26 abr Ah, se todas as guerras fossem nos gramados de futebol!
A cena é exuberante, mesmo sendo um prólogo de morte. De um lado do campo, homens vestidos de azul, do outro lado, os uniformes vermelhos. Tocam fanfarras e hinos patrióticos antes que os dois lados se atraquem e lutem, e um seja vencedor e o outro vencido. Há hierarquias no grupo, estratégias de luta, complicados desenhos de avanços e recuos. Chefes comandam de longe, os guerreiros obedecem. Para cada destacamento, um nome, um espaço delimitado. Assim era a guerra. Um permanente movimento de choque entre soldados, engrenagens, cavalos, armas, indumentárias, bandeiras e cores. Alexandre, Saladino ou Gêngis Khan acreditaram na guerra como fonte de alegria e bem estar. De forma idealizada ela seria a destruição do mal, o restabelecimento da paz, da justiça e da harmonia. Seria, mas nunca o foi.
Os guerreiros de hoje não se medem nas habilidades físicas, no manejo de espadas e arcos. A tecnologia possibilitou novos confrontos. Guerras frias, cibernéticas. O inimigo não encara o rosto do rival, não toca seu corpo, não molha as mãos no seu sangue. Ninguém imagina um tempo em que os heróis declamavam os nomes e os antepassados, antes de se engalfinharem no combate. Se o rival não estivesse à altura do contendor, ele o desprezava e saía à procura de outro com igual porte e nobreza.
Por esses dias, assistindo jogos na televisão, imaginei que o homem encontrou no futebol um sucedâneo para a guerra. O gramado representa o campo de batalha. Entram guerreiros em fila. São jogadores de diferentes nações. Ouvem-se gritos, fogos, músicas. As bandas tocam os hinos de cada país. Mãos elevam-se ao peito, olhos se erguem ao céu, cheios de lágrimas. Nacionalismos afloram. As cores rivais enchem as arquibancadas. Bandeiras tremulam por todos os cantos.

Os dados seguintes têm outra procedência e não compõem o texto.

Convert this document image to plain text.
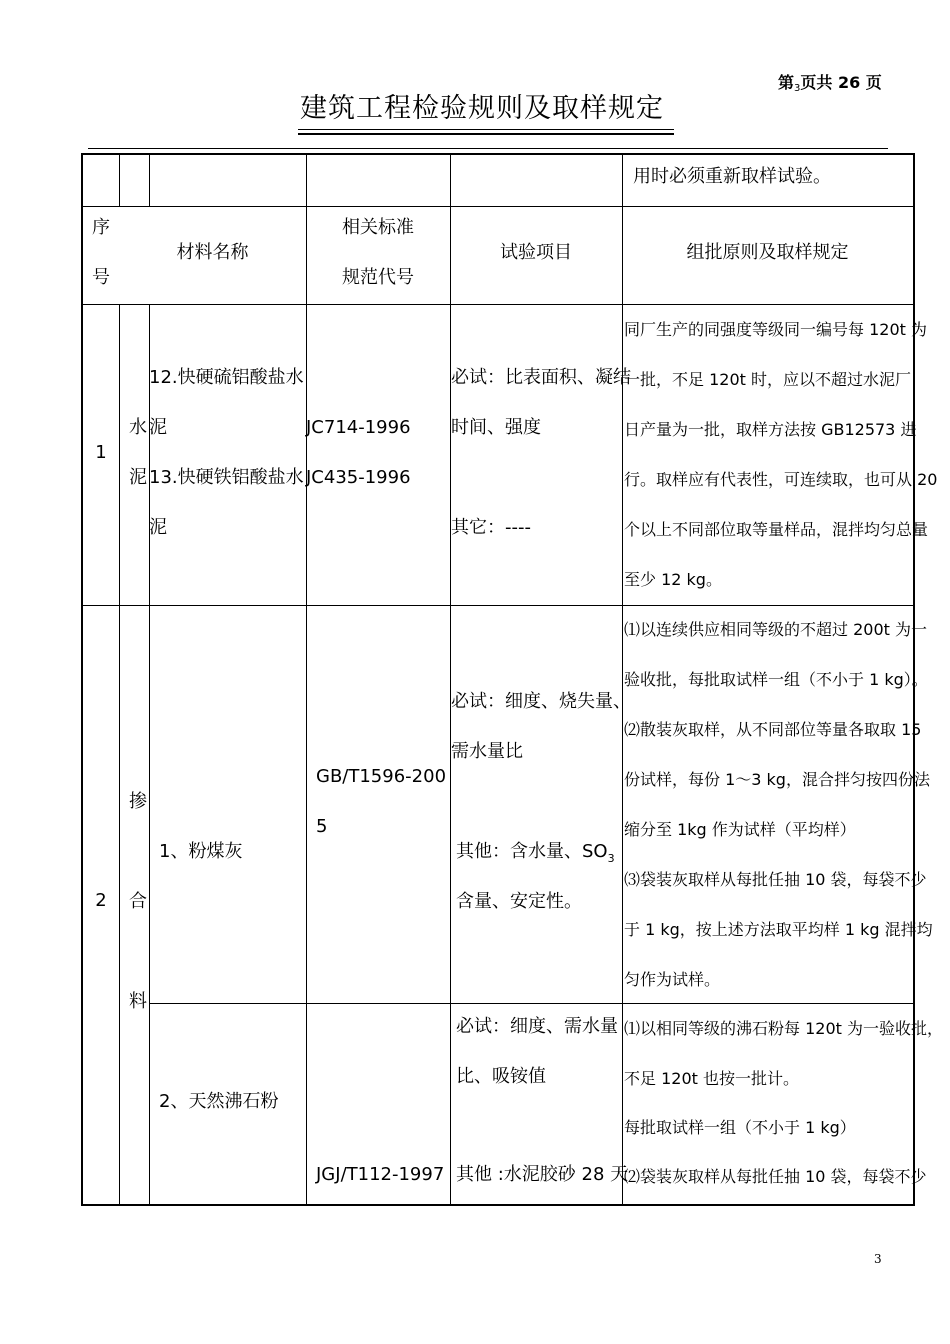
第$_3$页共 26 页
建筑工程检验规则及取样规定
用时必须重新取样试验。
序
号
材料名称
相关标准
规范代号
试验项目	组批原则及取样规定
1
水
泥
12.快硬硫铝酸盐水
泥
13.快硬铁铝酸盐水
泥
JC714-1996
JC435-1996
必试：比表面积、凝结
时间、强度
其它：----
同厂生产的同强度等级同一编号每 120t 为
一批，不足 120t 时，应以不超过水泥厂
日产量为一批，取样方法按 GB12573 进
行。取样应有代表性，可连续取，也可从 20
个以上不同部位取等量样品，混拌均匀总量
至少 12 kg。
2
掺
合
料
1、粉煤灰
GB/T1596-200
5
必试：细度、烧失量、
需水量比
其他：含水量、$SO_3$
含量、安定性。
⑴以连续供应相同等级的不超过 200t 为一
验收批，每批取试样一组（不小于 1 kg）。
⑵散装灰取样，从不同部位等量各取取 15
份试样，每份 1～3 kg，混合拌匀按四份法
缩分至 1kg 作为试样（平均样）
⑶袋装灰取样从每批任抽 10 袋，每袋不少
于 1 kg，按上述方法取平均样 1 kg 混拌均
匀作为试样。
2、天然沸石粉
JGJ/T112-1997
必试：细度、需水量
比、吸铵值
其他 :水泥胶砂 28 天
⑴以相同等级的沸石粉每 120t 为一验收批，
不足 120t 也按一批计。
每批取试样一组（不小于 1 kg）
⑵袋装灰取样从每批任抽 10 袋，每袋不少
3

A partida começa, os jogadores guerreiros se enfrentam, brigam pela posse real de uma bola simbólica. Com ela, desejam furar a muralha de rede inimiga. Correm, suam, se atropelam. Nessa guerra arbitrada por juízes, se um inimigo machuca o outro, sofre punição. Valem as habilidades, as estratégias, os ardis. Nunca a violência.
A torcida estimula os soldados, grita, canta, aplaude. Pequenos hinos de guerra são entoados. Ao lado do campo, outros guerreiros esperam a vez de entrar na luta, no lugar dos companheiros contundidos, cansados, ou que não se mostraram habilidosos com a bola. Os comandantes orientam de longe, gesticulam, rememoram estratégias.

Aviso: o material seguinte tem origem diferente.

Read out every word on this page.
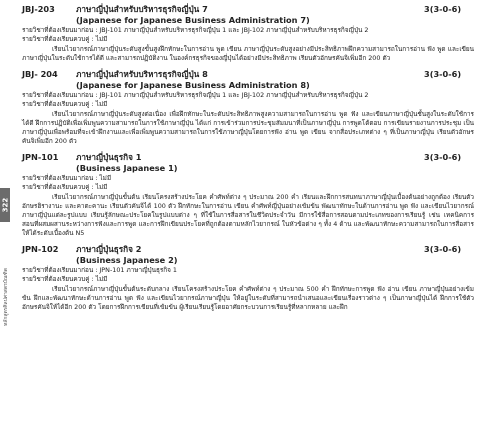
322
หลักสูตรศิลปศาสตรบัณฑิต
JBJ-203	ภาษาญี่ปุ่นสำหรับบริหารธุรกิจญี่ปุ่น 7	3(3-0-6)
(Japanese for Japanese Business Administration 7)
รายวิชาที่ต้องเรียนมาก่อน : JBJ-101 ภาษาญี่ปุ่นสำหรับบริหารธุรกิจญี่ปุ่น 1 และ JBJ-102 ภาษาญี่ปุ่นสำหรับบริหารธุรกิจญี่ปุ่น 2
รายวิชาที่ต้องเรียนควบคู่ : ไม่มี
เรียนไวยากรณ์ภาษาญี่ปุ่นระดับสูงขั้นสูงฝึกทักษะในการอ่าน พูด เขียน ภาษาญี่ปุ่นระดับสูงอย่างมีประสิทธิภาพฝึกความสามารถในการอ่าน ฟัง พูด และเขียนภาษาญี่ปุ่นในระดับใช้การได้ดี และสามารถปฏิบัติงาน ในองค์กรธุรกิจของญี่ปุ่นได้อย่างมีประสิทธิภาพ เรียนตัวอักษรคันจิเพิ่มอีก 200 ตัว
JBJ- 204	ภาษาญี่ปุ่นสำหรับบริหารธุรกิจญี่ปุ่น 8	3(3-0-6)
(Japanese for Japanese Business Administration 8)
รายวิชาที่ต้องเรียนมาก่อน : JBJ-101 ภาษาญี่ปุ่นสำหรับบริหารธุรกิจญี่ปุ่น 1 และ JBJ-102 ภาษาญี่ปุ่นสำหรับบริหารธุรกิจญี่ปุ่น 2
รายวิชาที่ต้องเรียนควบคู่ : ไม่มี
เรียนไวยากรณ์ภาษาญี่ปุ่นระดับสูงต่อเนื่อง เพื่อฝึกทักษะในระดับประสิทธิภาพสูงความสามารถในการอ่าน พูด ฟัง และเขียนภาษาญี่ปุ่นชั้นสูงในระดับใช้การได้ดี ฝึกการปฏิบัติเพื่อเพิ่มพูนความสามารถในการใช้ภาษาญี่ปุ่น ได้แก่ การเข้าร่วมการประชุมสัมมนาที่เป็นภาษาญี่ปุ่น การพูดโต้ตอบ การเขียนรายงานการประชุม เป็นภาษาญี่ปุ่นเพื่อพร้อมที่จะเข้าฝึกงานและเพื่อเพิ่มพูนความสามารถในการใช้ภาษาญี่ปุ่นโดยการฟัง อ่าน พูด เขียน จากสื่อประเภทต่าง ๆ ที่เป็นภาษาญี่ปุ่น เรียนตัวอักษรคันจิเพิ่มอีก 200 ตัว
JPN-101	ภาษาญี่ปุ่นธุรกิจ 1	3(3-0-6)
(Business Japanese 1)
รายวิชาที่ต้องเรียนมาก่อน : ไม่มี
รายวิชาที่ต้องเรียนควบคู่ : ไม่มี
เรียนไวยากรณ์ภาษาญี่ปุ่นขั้นต้น เรียนโครงสร้างประโยค คำศัพท์ต่าง ๆ ประมาณ 200 คำ เรียนและฝึกการสนทนาภาษาญี่ปุ่นเบื้องต้นอย่างถูกต้อง เรียนตัวอักษรฮิรางานะ และคาตะคานะ เรียนตัวคันจิได้ 100 ตัว ฝึกทักษะในการอ่าน เขียน คำศัพท์ญี่ปุ่นอย่างเข้มข้น พัฒนาทักษะในด้านการอ่าน พูด ฟัง และเขียนไวยากรณ์ภาษาญี่ปุ่นแต่ละรูปแบบ เรียนรู้ลักษณะประโยคในรูปแบบต่าง ๆ ที่ใช้ในการสื่อสารในชีวิตประจำวัน มีการใช้สื่อการสอนตามประเภทของการเรียนรู้ เช่น เทคนิคการสอนที่ผสมผสานระหว่างการฟังและการพูด และการฝึกเขียนประโยคที่ถูกต้องตามหลักไวยากรณ์ ในหัวข้อต่าง ๆ ทั้ง 4 ด้าน และพัฒนาทักษะความสามารถในการสื่อสารให้ได้ระดับเบื้องต้น N5
JPN-102	ภาษาญี่ปุ่นธุรกิจ 2	3(3-0-6)
(Business Japanese 2)
รายวิชาที่ต้องเรียนมาก่อน : JPN-101 ภาษาญี่ปุ่นธุรกิจ 1
รายวิชาที่ต้องเรียนควบคู่ : ไม่มี
เรียนไวยากรณ์ภาษาญี่ปุ่นขั้นต้นระดับกลาง เรียนโครงสร้างประโยค คำศัพท์ต่าง ๆ ประมาณ 500 คำ ฝึกทักษะการพูด ฟัง อ่าน เขียน ภาษาญี่ปุ่นอย่างเข้มข้น ฝึกและพัฒนาทักษะด้านการอ่าน พูด ฟัง และเขียนไวยากรณ์ภาษาญี่ปุ่น ให้อยู่ในระดับที่สามารถนำเสนอและเขียนเรื่องราวต่าง ๆ เป็นภาษาญี่ปุ่นได้ ฝึกการใช้ตัวอักษรคันจิให้ได้อีก 200 ตัว โดยการฝึกการเขียนที่เข้มข้น ผู้เรียนเรียนรู้โดยอาศัยกระบวนการเรียนรู้ที่หลากหลาย และฝึก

Desfile de cores, máscaras, rostos pintados, fantasias e adereços. Os torcedores, mais numerosos que os atletas, acompanham os soldados onde eles vão lutar. Um acampamento móvel, em eterno périplo. Várias batalhas acontecem ao mesmo tempo, no gramado, nas arquibancadas, na frente das televisões. Os campos se estendem pelo mundo afora, infinitos, milhões de telas.
O gramado é o espaço democrático onde nações poderosas competem de igual para igual com pequenos países. Em que antigos colonizadores enfrentam seus colonizados, e podem sofrer derrotas. As raças se misturam. A vitória não pertence a um time que maneja armas de alta tecnologia. As armas são os atletas, seus corpos e mentes, suas habilidades. Ficamos tentados a acreditar que de verdade lutam pelos ideais de que falam os hinos, cheios de céu estrelado, florestas verdejantes, guerreiros audazes, arroubo e vontade de amar e morrer.
Ah! Essa guerra democrática e pacífica! Nela supostamente não existem diferenças entre negros e brancos, pobres e ricos, cristãos e muçulmanos! Se fosse possível resolver as querelas do planeta, correndo atrás de uma bola, num gramado verdejante! Mas nem sempre é assim, apenas nos campeonatos vemos ensaios de fraterna convivência. No tempo restante, são outros jogadores que se digladiam por seus países, fazendo prevalecer a força e o poder econômico.
E nesse jogo desigual, não se enganem, Europa é Europa, Ásia é Ásia, África é África. Estados Unidos não bate bola com Irã, nem Coréia do Norte, nem Rússia… Mesmo que ensaie jogos amistosos.